17. En deuxième lieu, si le requérant sollicite l’octroi d’une allocation temporaire d’invalidité, il ne résulte toutefois pas de l’instruction qu’il aurait déposé un dossier de demande qui aurait été rejeté. Par suite, ses conclusions tendant à l’octroi d’une telle allocation ne peuvent qu’être rejetées.
Sur les conclusions à fin d’injonction :
18. Il résulte de ce qui a été dit au point 5 du présent jugement, que dès lors que les conclusions d’annulation de la décision implicite de refus de mutation sont rejetées, les conclusions d’injonction présentées par le requérant tendant à ce qu’il soit muté à Carcassonne ne peuvent qu’être rejetées.
Sur les frais liés au litige :
19. Il y a lieu, dans les circonstances de l’espèce, de mettre à la charge de l’Etat une somme de 1 500 euros à verser à M. B… sur le fondement des dispositions de l’article L. 761-1 du code de justice administrative.
Sur les dépens :
20. Il y a lieu de mettre les frais d’expertise, taxés et liquidés à la somme de 2 160 euros TTC à la charge définitive de l’Etat.
D E C I D E :
Article 1er : L’Etat est condamné à verser à M. B… une somme de 20 000 (vingt mille) euros au titre des préjudices visés aux points 10 à 14 du présent jugement.
Article 2 : L’Etat est condamné à indemniser M. B… du préjudice financier déterminé aux points 8 et 9 du présent jugement, dont la liquidation est renvoyée au garde des sceaux, ministre de la justice.

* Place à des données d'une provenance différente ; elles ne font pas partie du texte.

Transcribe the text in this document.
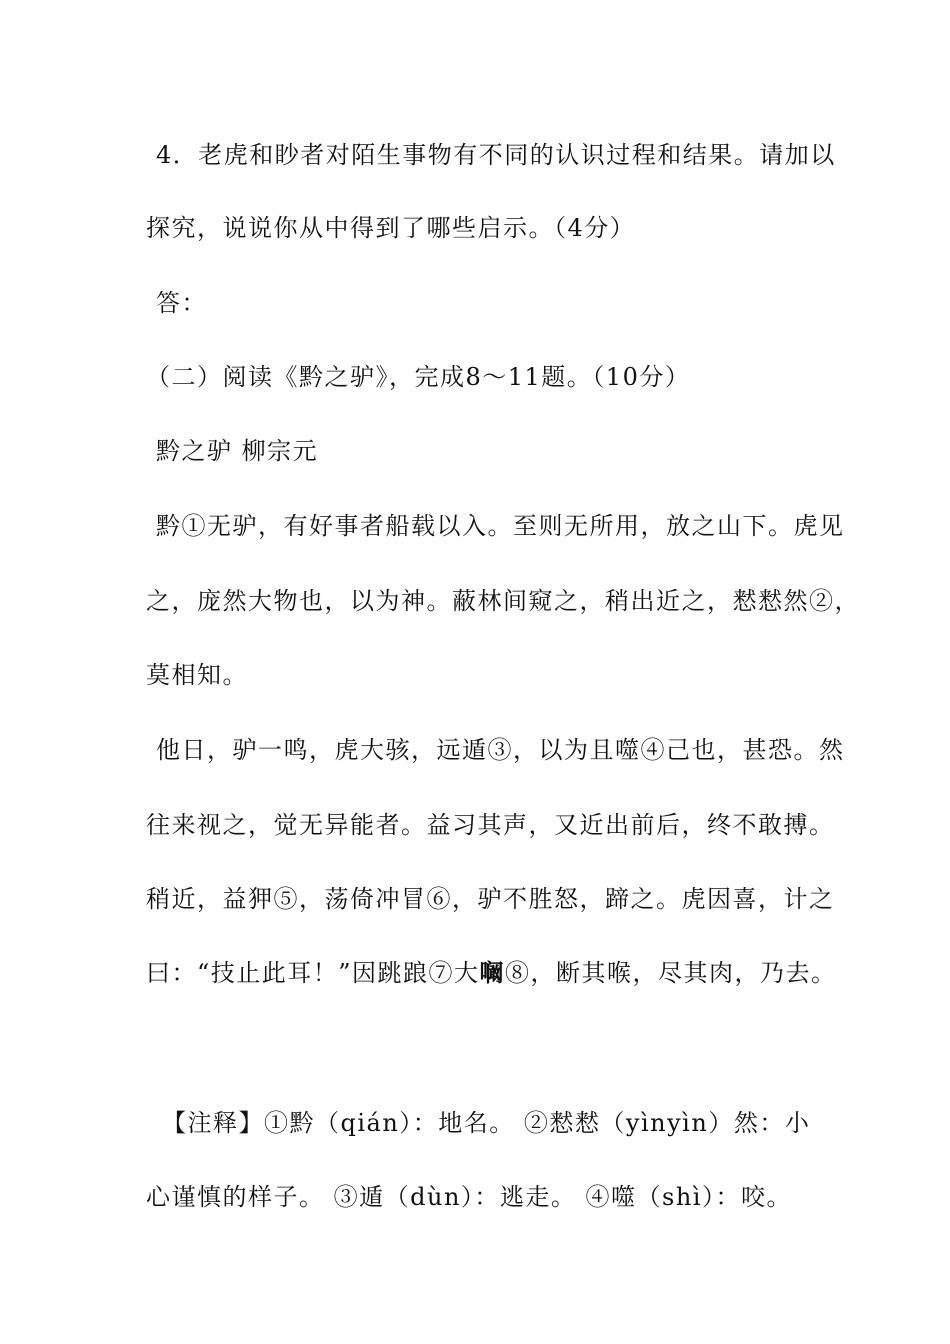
4．老虎和眇者对陌生事物有不同的认识过程和结果。请加以
探究，说说你从中得到了哪些启示。（4分）
答：
（二）阅读《黔之驴》，完成8～11题。（10分）
黔之驴 柳宗元
黔①无驴，有好事者船载以入。至则无所用，放之山下。虎见
之，庞然大物也，以为神。蔽林间窥之，稍出近之，慭慭然②，
莫相知。
他日，驴一鸣，虎大骇，远遁③，以为且噬④己也，甚恐。然
往来视之，觉无异能者。益习其声，又近出前后，终不敢搏。
稍近，益狎⑤，荡倚冲冒⑥，驴不胜怒，蹄之。虎因喜，计之
曰：“技止此耳！”因跳踉⑦大㘎⑧，断其喉，尽其肉，乃去。
【注释】①黔（qián）：地名。 ②慭慭（yìnyìn）然：小
心谨慎的样子。 ③遁（dùn）：逃走。 ④噬（shì）：咬。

Article 3 : L’Etat versera la somme de 1 500 euros (mille cinq cents) à M. B… sur le fondement des dispositions de l’article L. 761-1 du code de justice administrative.

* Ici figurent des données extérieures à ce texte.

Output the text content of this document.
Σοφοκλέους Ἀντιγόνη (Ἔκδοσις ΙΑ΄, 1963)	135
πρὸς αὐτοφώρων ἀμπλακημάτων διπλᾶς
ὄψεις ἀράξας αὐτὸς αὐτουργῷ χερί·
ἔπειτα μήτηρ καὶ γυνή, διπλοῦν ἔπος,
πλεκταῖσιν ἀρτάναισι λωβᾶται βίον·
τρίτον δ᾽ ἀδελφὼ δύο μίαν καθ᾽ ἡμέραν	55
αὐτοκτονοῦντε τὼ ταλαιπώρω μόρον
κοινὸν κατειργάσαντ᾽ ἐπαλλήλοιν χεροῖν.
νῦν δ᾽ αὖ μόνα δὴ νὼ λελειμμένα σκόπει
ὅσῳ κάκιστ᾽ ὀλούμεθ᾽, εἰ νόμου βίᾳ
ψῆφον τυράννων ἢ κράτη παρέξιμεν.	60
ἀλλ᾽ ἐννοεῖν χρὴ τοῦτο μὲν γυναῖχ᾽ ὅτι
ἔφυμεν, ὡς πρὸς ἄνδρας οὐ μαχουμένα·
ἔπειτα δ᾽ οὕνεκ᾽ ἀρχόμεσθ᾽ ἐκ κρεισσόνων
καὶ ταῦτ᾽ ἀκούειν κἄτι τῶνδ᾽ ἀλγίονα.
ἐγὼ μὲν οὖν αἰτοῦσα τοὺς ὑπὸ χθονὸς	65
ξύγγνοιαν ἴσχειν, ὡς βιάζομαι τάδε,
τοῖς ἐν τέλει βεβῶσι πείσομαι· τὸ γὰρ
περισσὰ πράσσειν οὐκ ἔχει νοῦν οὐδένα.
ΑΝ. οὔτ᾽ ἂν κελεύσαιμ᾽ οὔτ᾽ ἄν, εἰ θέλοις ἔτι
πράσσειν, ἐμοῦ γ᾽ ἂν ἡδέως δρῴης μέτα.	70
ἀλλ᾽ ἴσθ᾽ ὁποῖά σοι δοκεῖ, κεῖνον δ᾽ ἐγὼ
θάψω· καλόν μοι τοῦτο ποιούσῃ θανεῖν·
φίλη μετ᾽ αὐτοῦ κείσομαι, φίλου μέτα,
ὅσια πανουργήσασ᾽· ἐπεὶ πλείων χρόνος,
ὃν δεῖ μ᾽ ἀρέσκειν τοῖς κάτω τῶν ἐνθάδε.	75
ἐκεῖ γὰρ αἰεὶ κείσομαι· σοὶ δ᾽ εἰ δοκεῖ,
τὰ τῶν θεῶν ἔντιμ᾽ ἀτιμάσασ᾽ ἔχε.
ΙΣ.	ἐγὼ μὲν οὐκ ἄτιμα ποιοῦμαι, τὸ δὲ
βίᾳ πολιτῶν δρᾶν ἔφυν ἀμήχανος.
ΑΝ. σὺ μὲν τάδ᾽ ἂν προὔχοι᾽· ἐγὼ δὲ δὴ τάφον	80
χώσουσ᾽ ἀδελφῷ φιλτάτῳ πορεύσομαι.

Article 4 : Les frais d’expertise taxés à la somme de 2 160 ( deux mille cent soixante) euros sont mis à la charge définitive de l’Etat.
Article 5 : Le surplus des conclusions de la requête de M. B… est rejeté.
Article 6 : Le présent jugement sera notifié à M. A… B… et au garde des Sceaux, ministre de la justice.
Délibéré après l’audience du 5 février 2026, à laquelle siégeaient :
M. Grimaud, président,
Mme Bouisset, première conseillère,
Mme Lequeux, première conseillère,
Rendu public par mise à disposition au greffe le 19 février 2026.
La rapporteure,
A. LEQUEUX
Le président,
P. GRIMAUD
La greffière,
M.-E. LATIF
La République mande et ordonne au garde des sceaux, ministre de la justice en ce qui le concerne, ou à tous commissaires de justice à ce requis en ce qui concerne les voies de droit commun contre les parties privées, de pourvoir à l’exécution de la présente décision.